The talk by Ricardo Baeza-Yates will take place on Friday, 25 March from 11 am to 1 pm, face-to-face in Sala d’Actes at the Vèrtex building as well as online via Google Meet. English will be the language of the talk. To attend it is necessary to register.

During the first part of the talk, Ricardo Baeza-Yates will discuss five current specific challenges using examples such as discrimination (facial recognition, justice, sharing economies, and language models), phrenology as a biomedical-based preconditions, unfair digital commerce, stupid models and indiscriminate use of computing resources.
These examples do perform a personal bias but set the context in which he addresses four generic challenges such as too many principles (principles vs. techniques), cultural differences, regulation and our cognitive biases.
To conclude the talk, we will discuss what we can do to address these challenges in the near future.

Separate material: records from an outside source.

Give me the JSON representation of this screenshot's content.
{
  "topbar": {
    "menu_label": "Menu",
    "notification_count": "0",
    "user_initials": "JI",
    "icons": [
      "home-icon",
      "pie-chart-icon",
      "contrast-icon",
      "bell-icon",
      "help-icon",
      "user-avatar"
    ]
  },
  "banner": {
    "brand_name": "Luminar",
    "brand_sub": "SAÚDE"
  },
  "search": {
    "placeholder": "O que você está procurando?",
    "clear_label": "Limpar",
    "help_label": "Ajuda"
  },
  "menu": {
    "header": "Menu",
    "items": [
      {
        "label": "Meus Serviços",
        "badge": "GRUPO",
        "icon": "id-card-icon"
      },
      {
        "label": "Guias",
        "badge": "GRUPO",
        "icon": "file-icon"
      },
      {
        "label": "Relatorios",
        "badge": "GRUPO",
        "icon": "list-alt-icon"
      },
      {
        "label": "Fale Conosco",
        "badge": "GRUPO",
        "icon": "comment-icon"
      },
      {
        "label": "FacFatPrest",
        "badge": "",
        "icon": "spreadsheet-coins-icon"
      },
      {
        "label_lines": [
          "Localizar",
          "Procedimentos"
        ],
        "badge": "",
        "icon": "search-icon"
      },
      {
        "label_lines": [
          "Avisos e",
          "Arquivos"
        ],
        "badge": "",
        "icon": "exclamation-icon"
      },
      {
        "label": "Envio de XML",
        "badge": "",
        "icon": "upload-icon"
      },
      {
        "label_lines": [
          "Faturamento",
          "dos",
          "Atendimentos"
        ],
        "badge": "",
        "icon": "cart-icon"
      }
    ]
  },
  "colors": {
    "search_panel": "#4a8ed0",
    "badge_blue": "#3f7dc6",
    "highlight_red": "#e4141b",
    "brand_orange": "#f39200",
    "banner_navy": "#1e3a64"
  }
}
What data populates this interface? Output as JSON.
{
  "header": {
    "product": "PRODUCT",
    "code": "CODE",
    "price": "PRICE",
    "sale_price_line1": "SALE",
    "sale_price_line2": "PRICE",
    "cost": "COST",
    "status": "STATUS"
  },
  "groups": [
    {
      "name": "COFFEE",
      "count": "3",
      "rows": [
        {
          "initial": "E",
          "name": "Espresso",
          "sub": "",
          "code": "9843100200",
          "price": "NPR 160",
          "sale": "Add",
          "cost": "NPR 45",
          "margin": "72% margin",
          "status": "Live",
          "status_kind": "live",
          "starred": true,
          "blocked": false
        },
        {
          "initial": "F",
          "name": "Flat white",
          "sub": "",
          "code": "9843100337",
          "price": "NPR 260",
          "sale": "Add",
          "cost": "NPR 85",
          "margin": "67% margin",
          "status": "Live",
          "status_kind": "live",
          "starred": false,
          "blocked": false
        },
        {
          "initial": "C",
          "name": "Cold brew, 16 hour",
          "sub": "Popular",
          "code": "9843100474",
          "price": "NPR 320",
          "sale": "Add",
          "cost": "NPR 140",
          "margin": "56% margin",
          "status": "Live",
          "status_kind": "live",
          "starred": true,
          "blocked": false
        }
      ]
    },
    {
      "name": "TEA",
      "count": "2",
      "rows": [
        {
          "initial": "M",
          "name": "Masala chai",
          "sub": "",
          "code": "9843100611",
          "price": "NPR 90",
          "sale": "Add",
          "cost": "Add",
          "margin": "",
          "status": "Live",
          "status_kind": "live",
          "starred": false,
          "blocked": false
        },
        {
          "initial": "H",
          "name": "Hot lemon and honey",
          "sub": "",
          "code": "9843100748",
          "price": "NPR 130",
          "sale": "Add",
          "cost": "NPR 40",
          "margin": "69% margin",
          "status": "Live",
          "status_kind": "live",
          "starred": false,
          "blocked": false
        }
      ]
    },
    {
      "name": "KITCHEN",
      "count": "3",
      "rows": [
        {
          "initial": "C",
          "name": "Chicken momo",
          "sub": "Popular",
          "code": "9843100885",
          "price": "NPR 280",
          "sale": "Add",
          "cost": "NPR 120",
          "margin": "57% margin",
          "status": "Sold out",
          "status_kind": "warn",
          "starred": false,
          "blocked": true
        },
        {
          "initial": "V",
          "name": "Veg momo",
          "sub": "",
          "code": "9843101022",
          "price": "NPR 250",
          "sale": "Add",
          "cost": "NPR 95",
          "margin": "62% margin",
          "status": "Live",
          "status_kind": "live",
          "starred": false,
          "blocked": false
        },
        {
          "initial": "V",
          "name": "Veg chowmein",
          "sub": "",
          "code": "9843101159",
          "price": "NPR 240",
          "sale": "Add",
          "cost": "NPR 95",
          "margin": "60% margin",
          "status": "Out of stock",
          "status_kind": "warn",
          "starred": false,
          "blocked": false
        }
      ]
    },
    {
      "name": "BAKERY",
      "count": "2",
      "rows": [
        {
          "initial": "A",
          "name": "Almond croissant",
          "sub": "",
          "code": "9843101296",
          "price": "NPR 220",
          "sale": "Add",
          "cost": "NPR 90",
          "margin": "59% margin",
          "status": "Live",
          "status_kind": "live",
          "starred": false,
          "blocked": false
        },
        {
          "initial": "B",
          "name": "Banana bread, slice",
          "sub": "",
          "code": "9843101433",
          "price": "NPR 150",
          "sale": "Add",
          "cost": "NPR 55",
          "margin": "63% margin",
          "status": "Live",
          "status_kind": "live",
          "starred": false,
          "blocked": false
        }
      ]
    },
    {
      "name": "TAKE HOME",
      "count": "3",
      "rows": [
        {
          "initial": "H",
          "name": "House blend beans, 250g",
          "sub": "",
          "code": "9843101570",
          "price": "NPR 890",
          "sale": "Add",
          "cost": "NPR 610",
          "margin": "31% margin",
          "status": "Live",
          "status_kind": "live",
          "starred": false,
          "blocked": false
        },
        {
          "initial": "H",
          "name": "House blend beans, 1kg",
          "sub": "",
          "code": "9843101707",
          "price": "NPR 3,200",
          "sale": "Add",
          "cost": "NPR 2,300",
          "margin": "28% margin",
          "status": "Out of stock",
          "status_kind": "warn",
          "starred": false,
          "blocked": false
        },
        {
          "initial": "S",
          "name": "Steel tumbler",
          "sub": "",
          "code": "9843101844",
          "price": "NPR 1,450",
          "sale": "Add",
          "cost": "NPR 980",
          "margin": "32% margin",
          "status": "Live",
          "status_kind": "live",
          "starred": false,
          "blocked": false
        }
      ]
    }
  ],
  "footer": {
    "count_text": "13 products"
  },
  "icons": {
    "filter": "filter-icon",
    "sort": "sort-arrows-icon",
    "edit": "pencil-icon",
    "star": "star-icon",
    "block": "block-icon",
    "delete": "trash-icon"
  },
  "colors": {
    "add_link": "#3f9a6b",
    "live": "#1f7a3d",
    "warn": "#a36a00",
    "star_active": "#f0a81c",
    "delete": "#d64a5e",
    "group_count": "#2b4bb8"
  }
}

Ricardo Baeza-Yates, professor and research director at Northeastern University's Institute for Experiential AI in Sillicon Valley (United States), specializes in algorithms and data structures, information retrieval, and searching and mining of web data. Additionally, he is a doctor of computer science at the University of Chile and at the Pompeu Fabra University (UPF), in Barcelona. Furthermore, he is an assistant professor at the Department of Computation at the University of Waterloo, in Canada.

The Ethics Committee organizes this event. UPC has positioned itself among the leading universities in Europe when it comes to opening the debate on humanism and technology and is trying to bring forward the benefits of establishing sound ethical criteria and human values for technologies, along with involving administrations, other universities and companies.